“Super Diamond”: World’s Hardest Material Synthesized In Chinese Laboratory

When carbon is subjected to extreme heat and pressure within the Earth, it can crystalize to form diamonds; the hardest (though not necessarily the toughest) natural mineral on the planet. In diamond, each carbon atom is bonded to four other carbon atoms in a tetrahedral arrangement. But under the right circumstances, carbon can arrange itself hexagonally, forming a hardier material known as lonsdaleite.

We know about the existence of lonsdaleite thanks to a meteorite impact that formed it.

In 1891, examining a meteorite in Canyon Diablo, Arizona, scientists reported finding “hard particles” within it. Later, in 1939, these hard particles were confirmed to be a mixture of diamonds, graphite, and a new substance that had never been seen before, now called lonsdaleite after crystallographer Professor Dame Kathleen Lonsdale.

At first, scientists had expected the unusual material to be diamond with a hexagonal structure, rather than the classic cubic diamonds we are used to. Studying samples of the meteorite in 2022, however, a team found that they were composed of nanostructured hexagonal and cubic diamonds with graphene-like growths in between. The sample was technically a diaphite, where two minerals grow at the same time, resulting in a less-ordered crystal structure full of stacking “errors”.

“Evidence suggests these ‘diamonds’ formed by shock compression of the initial graphite,” the team wrote in their paper. “It was noted from Raman spectroscopy that a few areas within some grains exhibited the characteristic sharp peak of crystalline cubic diamond, indicating that these had achieved sufficiently high temperature during the shock event to complete the thermodynamic transformation.”

As well as being pretty awesome that meteorites can impact with so much force that they create hexagonal diamonds, it threw up the prospect that scientists might be able to synthesize them.

“With potentially superior mechanical properties and an intriguing structure, lonsdaleite has also received intense research interest in materials science,” the new team explain in their paper. “Theoretical calculations suggest that HD [hexagonal diamond] may even surpass cubic diamond (CD), the hardest and least compressible material known in nature today.”
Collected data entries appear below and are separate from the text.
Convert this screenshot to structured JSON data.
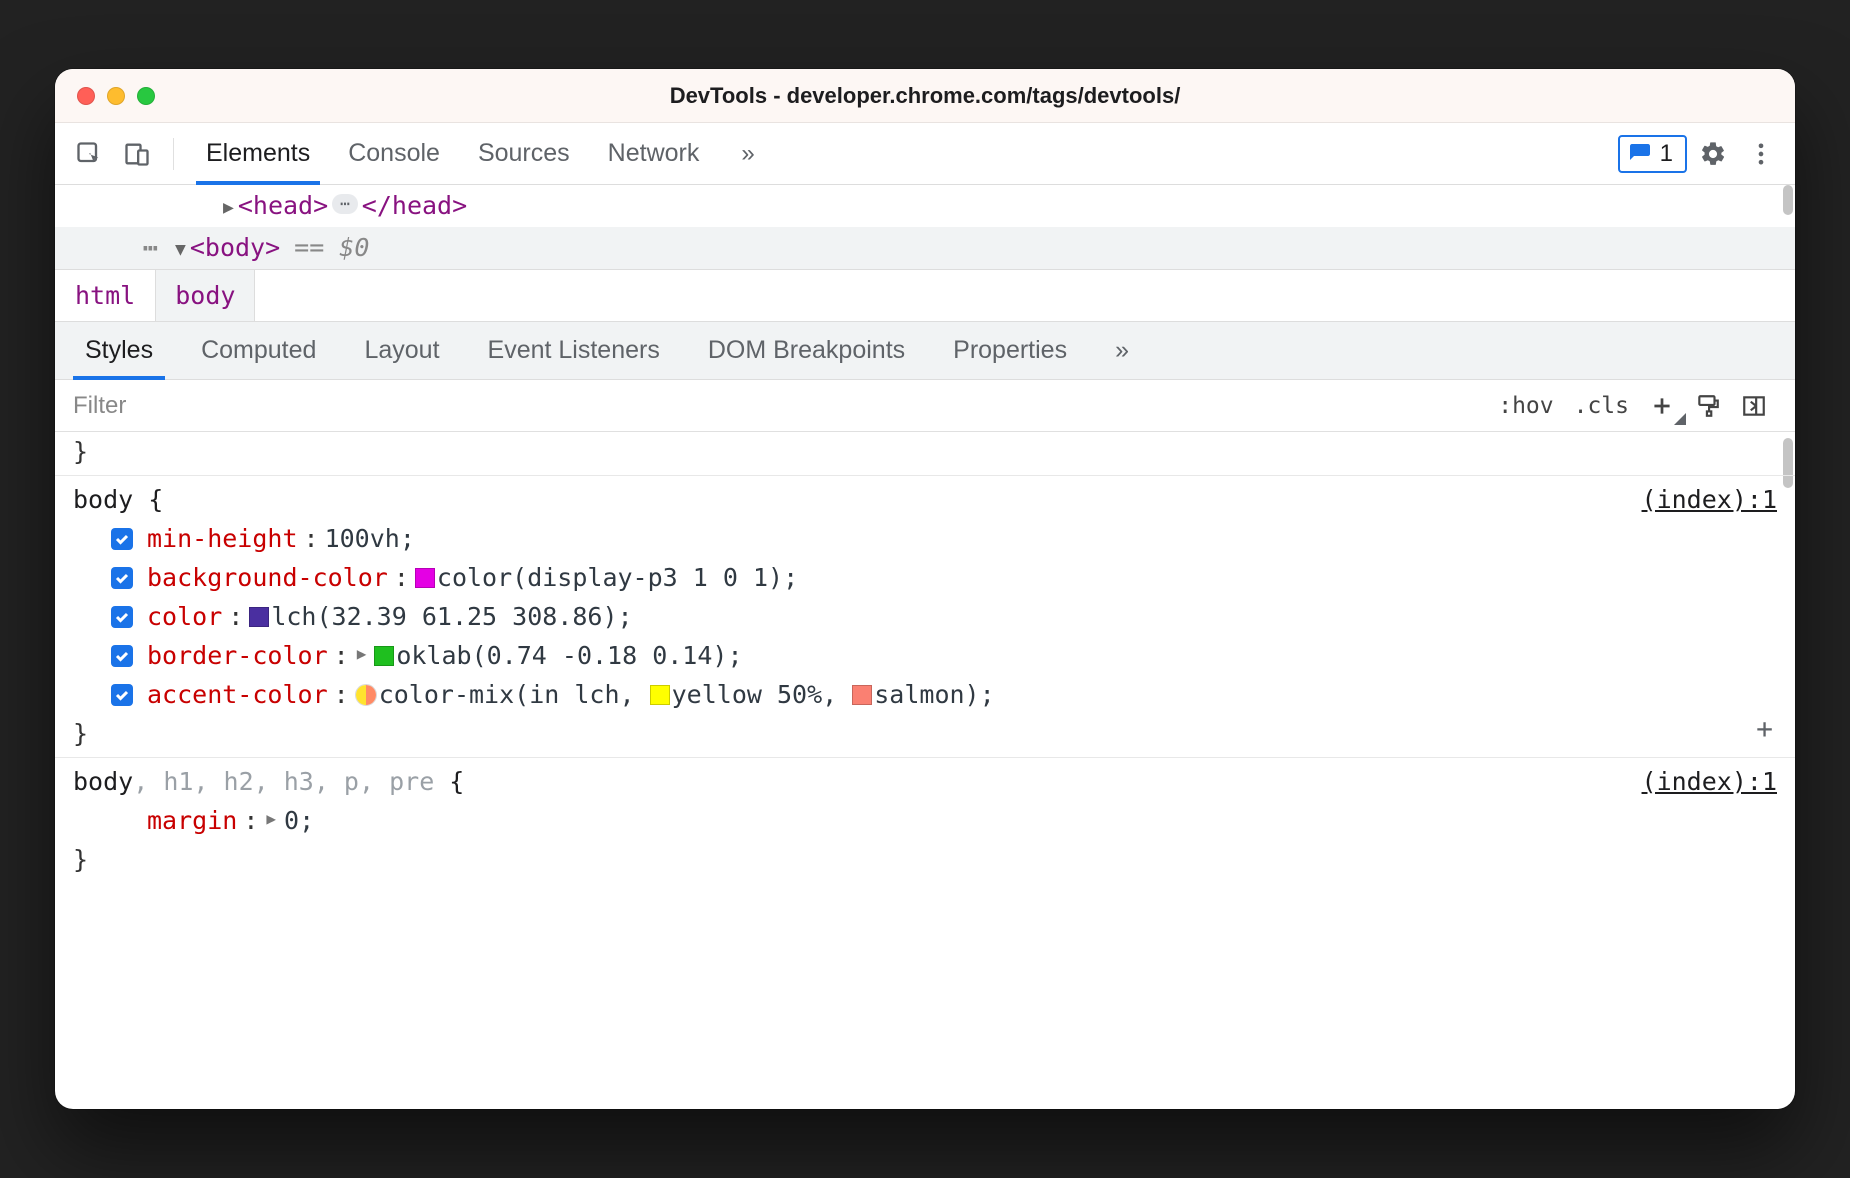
{
  "title": "DevTools - developer.chrome.com/tags/devtools/",
  "main_tabs": [
    "Elements",
    "Console",
    "Sources",
    "Network"
  ],
  "main_tabs_overflow": "»",
  "issues_count": "1",
  "dom": {
    "head_open": "<head>",
    "head_close": "</head>",
    "body_open": "<body>",
    "eq0": "== $0"
  },
  "breadcrumbs": [
    "html",
    "body"
  ],
  "sub_tabs": [
    "Styles",
    "Computed",
    "Layout",
    "Event Listeners",
    "DOM Breakpoints",
    "Properties"
  ],
  "sub_tabs_overflow": "»",
  "styles_toolbar": {
    "filter_placeholder": "Filter",
    "hov": ":hov",
    "cls": ".cls"
  },
  "rules": [
    {
      "closing_only": "}"
    },
    {
      "selector_main": "body",
      "selector_rest": "",
      "source": "(index):1",
      "decls": [
        {
          "prop": "min-height",
          "value_plain": "100vh"
        },
        {
          "prop": "background-color",
          "swatch": "#e400e4",
          "value_plain": "color(display-p3 1 0 1)"
        },
        {
          "prop": "color",
          "swatch": "#4a2fa0",
          "value_plain": "lch(32.39 61.25 308.86)"
        },
        {
          "prop": "border-color",
          "expand": true,
          "swatch": "#1fbf1f",
          "value_plain": "oklab(0.74 -0.18 0.14)"
        },
        {
          "prop": "accent-color",
          "mix": true,
          "value_pre": "color-mix(in lch, ",
          "swatch2": "#ffff00",
          "value_mid": "yellow 50%, ",
          "swatch3": "#fa8072",
          "value_post": "salmon)"
        }
      ],
      "show_add": true
    },
    {
      "selector_main": "body",
      "selector_rest": ", h1, h2, h3, p, pre",
      "source": "(index):1",
      "decls": [
        {
          "prop": "margin",
          "expand": true,
          "value_plain": "0",
          "no_check": true
        }
      ],
      "no_close": true
    }
  ]
}
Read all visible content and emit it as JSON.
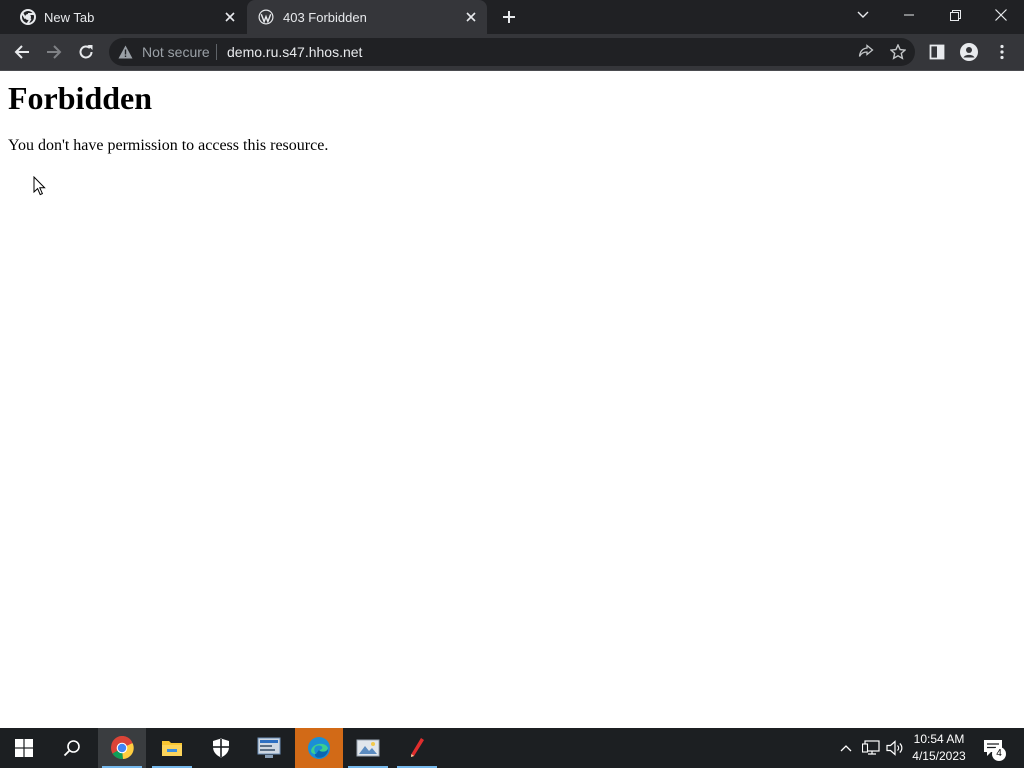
{
  "browser": {
    "tabs": [
      {
        "title": "New Tab",
        "icon": "chrome-icon",
        "active": false
      },
      {
        "title": "403 Forbidden",
        "icon": "wordpress-icon",
        "active": true
      }
    ],
    "toolbar": {
      "security_label": "Not secure",
      "url": "demo.ru.s47.hhos.net"
    }
  },
  "page": {
    "heading": "Forbidden",
    "message": "You don't have permission to access this resource."
  },
  "taskbar": {
    "pinned": [
      "windows-start-icon",
      "search-icon",
      "chrome-icon",
      "file-explorer-icon",
      "security-shield-icon",
      "server-manager-icon",
      "edge-icon",
      "image-viewer-icon",
      "pen-app-icon"
    ],
    "clock": {
      "time": "10:54 AM",
      "date": "4/15/2023"
    },
    "notification_count": "4"
  },
  "colors": {
    "tab_strip": "#202124",
    "toolbar": "#35363a",
    "omnibox": "#202124",
    "taskbar": "#1c1f22",
    "edge_highlight": "#d26a17"
  }
}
Using shock compression techniques aimed at mimicking the natural production of these “super diamonds”, researchers have been able to produce them in the past. However, in the process, they ended up with a lot of graphite and diamonds too. In the new work, the team used pressure and temperature to manufacture lonsdaleite, optimizing the conditions for production.

“Theoretical calculations suggest that the total energy of CD is a little lower than that of HD, and that, when starting from the graphite precursor, the energy barrier of the direct graphite-to-CD transition is slightly lower than that for the graphite-to-HD transformation, and thus CD has usually been the dominant product,” the team explain in their study.

“To overcome such unfavourable factors for HD growth, we synthesized HD from graphite via intermediate post-graphite phases in which interlayer bonding may lock a near-AB stacking in the compressed graphite and hinder the further sliding of layers during high-temperature stimulation, favouring the formation of HD. Both our experiments and simulations indicate that, besides the formation of the post-graphite phase, the presence of a temperature gradient is also critical for HD synthesis.”

As well as potentially paving way for new superconductors, and being able to withstand around 58 percent more stress than diamonds, producing the material in the lab could tell us about the formation of natural lonsdaleite.

“For example, natural lonsdaleite is scarcely found on Earth because the planetary interior can seldom provide suitable […] conditions,” the team concludes. “More importantly, the excellent thermal stability and ultrahigh hardness of HD suggest its great potential for industrial applications, providing opportunities for this remarkable material.”

The study is published in Nature Materials.